By Linda Carroll
Scientists may have found a culprit for what can trigger Crohn’s disease.
In some people, exposure to the highly contagious norovirus might increase the risk of the bowel disorder, which causes the immune system to attack the digestive tract, research published Wednesday in Nature shows.
Scientists haven’t found exactly what causes the autoimmune disease, although it's been linked to people with certain genetic mutations. Earlier research pointed to one gene mutation that most people with Crohn’s share. However, nearly half of all Americans have this mutation, while only about half a million people in the U.S. have developed Crohn’s, suggesting that a genetic variant isn't the sole cause.
Using a mouse model and tissue from the human digestive tract, researchers at the NYU Grossman School of Medicine discovered that a common norovirus infection may play a role in the disease by blocking the production of a protein called apoptosis inhibitor five, or API5. That protein — which is released by certain T-cells — normally protects gut cells by telling the immune system to stop its attacks once a microbe has been defeated.

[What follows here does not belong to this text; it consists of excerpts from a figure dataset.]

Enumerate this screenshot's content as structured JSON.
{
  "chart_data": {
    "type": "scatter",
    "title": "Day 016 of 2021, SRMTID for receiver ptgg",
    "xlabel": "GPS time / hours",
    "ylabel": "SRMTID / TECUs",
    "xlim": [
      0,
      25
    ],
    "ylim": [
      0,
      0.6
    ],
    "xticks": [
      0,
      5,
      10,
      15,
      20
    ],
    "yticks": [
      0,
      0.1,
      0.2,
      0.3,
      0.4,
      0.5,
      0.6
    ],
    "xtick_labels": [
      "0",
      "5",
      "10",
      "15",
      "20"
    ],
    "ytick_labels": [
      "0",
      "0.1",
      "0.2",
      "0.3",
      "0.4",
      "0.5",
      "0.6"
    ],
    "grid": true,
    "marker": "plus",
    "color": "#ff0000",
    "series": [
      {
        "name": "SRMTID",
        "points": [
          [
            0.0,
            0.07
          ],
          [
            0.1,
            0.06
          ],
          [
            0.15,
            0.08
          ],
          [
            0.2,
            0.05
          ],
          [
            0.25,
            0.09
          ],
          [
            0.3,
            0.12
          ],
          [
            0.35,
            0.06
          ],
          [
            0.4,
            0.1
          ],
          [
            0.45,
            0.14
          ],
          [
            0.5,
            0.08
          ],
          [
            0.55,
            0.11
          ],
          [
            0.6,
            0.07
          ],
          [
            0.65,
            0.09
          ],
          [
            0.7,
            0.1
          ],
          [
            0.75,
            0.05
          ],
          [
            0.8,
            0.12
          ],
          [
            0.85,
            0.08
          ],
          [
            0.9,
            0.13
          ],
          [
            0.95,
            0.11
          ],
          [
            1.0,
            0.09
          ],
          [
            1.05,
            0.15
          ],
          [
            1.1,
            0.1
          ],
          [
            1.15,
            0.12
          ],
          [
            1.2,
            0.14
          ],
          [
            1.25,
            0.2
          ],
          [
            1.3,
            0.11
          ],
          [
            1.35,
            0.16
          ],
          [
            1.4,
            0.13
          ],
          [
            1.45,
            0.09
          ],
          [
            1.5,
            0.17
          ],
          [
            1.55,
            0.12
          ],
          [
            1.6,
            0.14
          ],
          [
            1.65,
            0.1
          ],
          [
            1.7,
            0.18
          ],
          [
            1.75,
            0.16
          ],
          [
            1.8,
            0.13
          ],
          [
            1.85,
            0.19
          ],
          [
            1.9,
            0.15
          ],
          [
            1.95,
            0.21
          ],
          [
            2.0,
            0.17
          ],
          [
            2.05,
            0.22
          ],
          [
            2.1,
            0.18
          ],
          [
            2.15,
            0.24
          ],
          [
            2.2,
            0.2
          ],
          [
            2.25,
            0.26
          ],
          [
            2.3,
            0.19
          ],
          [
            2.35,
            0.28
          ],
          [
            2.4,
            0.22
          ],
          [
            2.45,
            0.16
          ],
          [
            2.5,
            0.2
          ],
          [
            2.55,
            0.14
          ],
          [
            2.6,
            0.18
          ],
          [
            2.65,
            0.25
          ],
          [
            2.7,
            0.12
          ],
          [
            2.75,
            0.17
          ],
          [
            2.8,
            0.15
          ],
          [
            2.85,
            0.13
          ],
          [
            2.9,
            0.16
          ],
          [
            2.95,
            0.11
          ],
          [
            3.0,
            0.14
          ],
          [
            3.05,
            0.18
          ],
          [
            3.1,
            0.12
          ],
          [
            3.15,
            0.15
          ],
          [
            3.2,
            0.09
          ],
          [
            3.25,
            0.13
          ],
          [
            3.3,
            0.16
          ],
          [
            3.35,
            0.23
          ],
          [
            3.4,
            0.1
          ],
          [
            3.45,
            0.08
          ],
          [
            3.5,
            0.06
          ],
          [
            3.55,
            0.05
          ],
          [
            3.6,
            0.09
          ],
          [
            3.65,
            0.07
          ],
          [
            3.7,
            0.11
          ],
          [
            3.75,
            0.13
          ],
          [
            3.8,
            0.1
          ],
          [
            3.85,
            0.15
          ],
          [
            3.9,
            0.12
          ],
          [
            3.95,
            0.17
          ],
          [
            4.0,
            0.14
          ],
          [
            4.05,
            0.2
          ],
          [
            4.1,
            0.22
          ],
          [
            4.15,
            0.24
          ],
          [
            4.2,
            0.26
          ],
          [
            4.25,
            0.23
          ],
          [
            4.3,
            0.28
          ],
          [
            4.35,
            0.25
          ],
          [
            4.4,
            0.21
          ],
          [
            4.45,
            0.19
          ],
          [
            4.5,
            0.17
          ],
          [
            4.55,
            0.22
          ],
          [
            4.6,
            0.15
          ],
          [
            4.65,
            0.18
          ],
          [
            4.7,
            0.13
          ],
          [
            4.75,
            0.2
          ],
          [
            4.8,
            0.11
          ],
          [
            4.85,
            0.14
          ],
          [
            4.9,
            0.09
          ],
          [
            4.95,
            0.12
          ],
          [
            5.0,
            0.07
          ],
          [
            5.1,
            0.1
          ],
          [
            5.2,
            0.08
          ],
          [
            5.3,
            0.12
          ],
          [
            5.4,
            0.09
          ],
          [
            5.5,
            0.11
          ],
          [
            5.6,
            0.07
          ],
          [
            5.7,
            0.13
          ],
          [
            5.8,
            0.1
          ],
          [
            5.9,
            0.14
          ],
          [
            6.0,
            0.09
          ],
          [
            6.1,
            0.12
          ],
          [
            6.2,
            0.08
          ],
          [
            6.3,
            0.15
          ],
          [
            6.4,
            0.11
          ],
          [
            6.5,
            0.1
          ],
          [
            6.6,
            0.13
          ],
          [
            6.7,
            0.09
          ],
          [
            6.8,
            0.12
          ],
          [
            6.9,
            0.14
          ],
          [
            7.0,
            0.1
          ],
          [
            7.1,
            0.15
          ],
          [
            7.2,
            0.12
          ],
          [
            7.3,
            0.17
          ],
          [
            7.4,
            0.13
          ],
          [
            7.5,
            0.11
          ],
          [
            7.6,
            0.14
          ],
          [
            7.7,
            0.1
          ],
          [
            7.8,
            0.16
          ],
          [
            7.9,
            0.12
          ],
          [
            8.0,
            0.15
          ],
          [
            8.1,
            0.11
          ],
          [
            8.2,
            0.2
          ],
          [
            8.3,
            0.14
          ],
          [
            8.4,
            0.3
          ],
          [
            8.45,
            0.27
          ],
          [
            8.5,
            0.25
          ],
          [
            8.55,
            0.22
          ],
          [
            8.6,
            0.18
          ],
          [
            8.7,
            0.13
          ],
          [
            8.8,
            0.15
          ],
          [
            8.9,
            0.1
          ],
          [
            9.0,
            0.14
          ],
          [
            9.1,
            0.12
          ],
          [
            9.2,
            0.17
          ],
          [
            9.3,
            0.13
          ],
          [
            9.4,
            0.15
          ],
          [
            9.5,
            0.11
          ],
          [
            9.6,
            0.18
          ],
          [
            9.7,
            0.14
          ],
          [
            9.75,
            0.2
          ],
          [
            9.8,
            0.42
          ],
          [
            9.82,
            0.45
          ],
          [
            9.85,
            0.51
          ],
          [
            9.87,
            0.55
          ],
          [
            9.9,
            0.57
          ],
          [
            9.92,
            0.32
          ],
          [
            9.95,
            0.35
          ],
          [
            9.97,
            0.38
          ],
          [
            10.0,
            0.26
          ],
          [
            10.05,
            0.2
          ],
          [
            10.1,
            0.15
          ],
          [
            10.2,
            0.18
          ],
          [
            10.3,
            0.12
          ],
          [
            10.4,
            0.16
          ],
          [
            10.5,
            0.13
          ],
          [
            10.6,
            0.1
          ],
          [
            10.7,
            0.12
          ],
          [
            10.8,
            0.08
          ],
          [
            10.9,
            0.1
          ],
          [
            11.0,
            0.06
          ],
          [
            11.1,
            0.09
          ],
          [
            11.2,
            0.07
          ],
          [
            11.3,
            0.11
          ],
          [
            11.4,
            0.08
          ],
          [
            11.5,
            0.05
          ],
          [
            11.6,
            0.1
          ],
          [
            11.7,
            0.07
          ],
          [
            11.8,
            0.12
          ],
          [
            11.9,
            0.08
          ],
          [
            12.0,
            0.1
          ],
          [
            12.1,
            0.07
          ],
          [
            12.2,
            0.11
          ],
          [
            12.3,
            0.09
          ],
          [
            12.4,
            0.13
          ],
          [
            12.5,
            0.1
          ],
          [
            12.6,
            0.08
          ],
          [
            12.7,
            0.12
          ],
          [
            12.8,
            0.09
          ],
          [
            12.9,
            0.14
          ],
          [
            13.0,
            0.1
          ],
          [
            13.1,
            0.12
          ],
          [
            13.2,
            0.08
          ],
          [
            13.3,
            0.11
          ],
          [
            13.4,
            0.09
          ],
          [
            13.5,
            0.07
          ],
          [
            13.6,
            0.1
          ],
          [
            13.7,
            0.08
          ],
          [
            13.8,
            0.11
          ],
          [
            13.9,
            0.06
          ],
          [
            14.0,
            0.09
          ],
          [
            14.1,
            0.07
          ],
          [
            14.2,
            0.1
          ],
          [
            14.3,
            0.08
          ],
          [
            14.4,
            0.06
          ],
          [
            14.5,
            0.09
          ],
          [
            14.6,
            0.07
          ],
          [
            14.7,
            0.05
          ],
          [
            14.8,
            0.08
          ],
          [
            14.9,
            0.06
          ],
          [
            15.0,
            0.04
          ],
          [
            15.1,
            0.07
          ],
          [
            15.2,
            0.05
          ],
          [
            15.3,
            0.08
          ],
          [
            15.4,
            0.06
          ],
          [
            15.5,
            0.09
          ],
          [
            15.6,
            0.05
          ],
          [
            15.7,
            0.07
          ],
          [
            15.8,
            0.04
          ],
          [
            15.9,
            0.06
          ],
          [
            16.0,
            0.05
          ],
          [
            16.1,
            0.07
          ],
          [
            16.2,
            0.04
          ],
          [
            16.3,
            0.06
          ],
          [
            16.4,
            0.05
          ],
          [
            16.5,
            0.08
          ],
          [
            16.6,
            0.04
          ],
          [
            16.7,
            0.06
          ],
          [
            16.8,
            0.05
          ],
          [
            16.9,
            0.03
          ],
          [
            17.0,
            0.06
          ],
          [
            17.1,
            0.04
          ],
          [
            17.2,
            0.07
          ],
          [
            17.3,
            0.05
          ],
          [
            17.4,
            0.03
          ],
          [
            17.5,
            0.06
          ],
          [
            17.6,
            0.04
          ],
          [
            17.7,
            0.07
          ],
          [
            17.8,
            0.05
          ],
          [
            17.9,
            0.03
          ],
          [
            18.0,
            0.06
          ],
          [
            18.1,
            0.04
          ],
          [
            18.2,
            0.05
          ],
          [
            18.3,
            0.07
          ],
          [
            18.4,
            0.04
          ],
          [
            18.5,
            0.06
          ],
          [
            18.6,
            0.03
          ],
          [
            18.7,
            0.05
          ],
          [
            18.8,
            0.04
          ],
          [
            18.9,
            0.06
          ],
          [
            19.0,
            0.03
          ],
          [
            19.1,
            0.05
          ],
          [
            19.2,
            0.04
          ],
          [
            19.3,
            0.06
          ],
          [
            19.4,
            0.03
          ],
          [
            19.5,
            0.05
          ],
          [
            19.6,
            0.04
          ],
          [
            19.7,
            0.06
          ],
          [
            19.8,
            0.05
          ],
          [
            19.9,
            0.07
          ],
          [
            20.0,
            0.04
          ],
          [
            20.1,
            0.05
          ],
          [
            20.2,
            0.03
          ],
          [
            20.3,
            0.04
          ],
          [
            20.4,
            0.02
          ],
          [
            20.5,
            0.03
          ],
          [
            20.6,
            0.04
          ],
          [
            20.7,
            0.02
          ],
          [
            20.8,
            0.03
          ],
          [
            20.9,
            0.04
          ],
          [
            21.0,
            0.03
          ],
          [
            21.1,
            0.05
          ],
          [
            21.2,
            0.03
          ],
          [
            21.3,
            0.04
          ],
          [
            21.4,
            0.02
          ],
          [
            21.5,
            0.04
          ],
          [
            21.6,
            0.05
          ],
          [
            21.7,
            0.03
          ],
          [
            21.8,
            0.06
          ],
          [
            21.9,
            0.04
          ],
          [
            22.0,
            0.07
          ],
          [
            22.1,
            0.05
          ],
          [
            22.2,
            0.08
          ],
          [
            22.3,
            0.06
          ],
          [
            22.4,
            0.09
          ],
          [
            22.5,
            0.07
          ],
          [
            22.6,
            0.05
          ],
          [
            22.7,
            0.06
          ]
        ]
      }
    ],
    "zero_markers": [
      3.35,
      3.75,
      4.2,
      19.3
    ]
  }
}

“What we found is really interesting,” said study co-author Ken Cadwell, Recanati Family Professor of Microbiology at the NYU Grossman School of Medicine in New York. “In an unexpected way, T-cells protect the lining of the gut and infectious triggers interfere with that ability.”
People with Crohn's cope with chronic diarrhea, abdominal pain and weight loss. There is no cure for it and existing treatments can cause severe side effects. The hope is that the API5 protein, or something like it, may hold the key to an eventual treatment for Crohn’s that won’t weaken the immune system, as many current therapies do.
Cadwell and his colleagues discovered the norovirus connection to Crohn’s fortuitously when they were studying mice that had been engineered to develop the intestinal disease. Many of the mice had gotten norovirus and “the mice developed intestinal abnormalities only in the presence of a viral infection,” Cadwell explained.
The researchers noticed it because without the norovirus infection, the T-cells that were secreting API5 continued to protect the lining of the digestive tract.
On a hunch, the researchers treated the mice that had developed the rodent version of Crohn’s with the human version of the API5 protein. The treated mice all survived, while half of those who didn’t receive the protein injections died.
Next, Cadwell and his team explored the impact of the protein on tissue from the guts of people with the Crohn’s susceptibility gene and also from people without the gene. Because the researchers were looking only at lining cells from the gut — with no T-cells around to protect them — the tissue was susceptible to developing damage. When the researchers treated the tissue with API5, the protein was once again protective.
The researchers also found that people with Crohn’s had fewer API5-producing T-cells.
“Although this doesn’t tell you it’s due to a norovirus or something else, it does give us more confidence that something happened to these patients that’s similar to norovirus infection in mice,” Cadwell said.
It’s possible that norovirus isn’t the only germ that can trigger Crohn’s and that the particular genetic mutation the researchers were looking at isn’t the only one that can make the gut’s lining vulnerable to the disease, Cadwell said. But it does look like API5 may offer a pathway to better therapy for Crohn’s patients.
The finding is important but more research is needed, said gastroenterologist Dr. Eugene Yen, associate professor of medicine at the Northwestern University Feinberg School of Medicine.
“It’s one thing to know what’s causing the disease and another to find a way to alter its course,” said Yen, who was not involved in the study.
Still, “most of our progress has been made after disease discoveries like this,” Yen said. “It’s exciting and I look forward to future research on this topic.”
Dr. Serre-Yu Wong, a gastroenterologist and instructor in the division of gastroenterology at the Mount Sinai Health System agreed that the research is "remarkable."
“For one thing, it shows a direct protective effect of these specialized T-cells — of which we didn’t know a lot about — that live in the gut,” said Wong.
“I think this is one more big step in dissecting how this very complex disease process works,” said Wong, who was not involved in the new research.
Crohn's treatments can worsen infections
That would be welcome news to Heather Schlueter, who learned three years ago that her excruciating abdominal pain was due to Crohn’s disease. Doctors prescribed steroids, a chemotherapy drug and a biologic medication that suppresses the immune system.
“I’m one of the lucky ones,” Schlueter said. “Those drugs have worked remarkably well for me. They put me in remission.”
But then Schlueter developed melanoma and after surgery to remove the tumor, she was hit with a life-threatening bacterial infection, which she blames on the immune-suppressing drugs she was taking to manage her Crohn’s.
After a lot of research, the 53-year-old Scottsdale, Arizona, resident decided to quit the drugs and try to keep her disease in remission through diet, meditation and exercise. Schlueter has been doing well for 10 months but her doctor has warned her that the disease could come back even stronger, which is why the idea of a new type of medication that doesn’t suppress the immune system has a big appeal.
“It offers hope to me,” Schlueter said. “There hasn’t been anything new or hopeful on the horizon. If there could be anything new that is less toxic that’s very exciting to me as a patient.”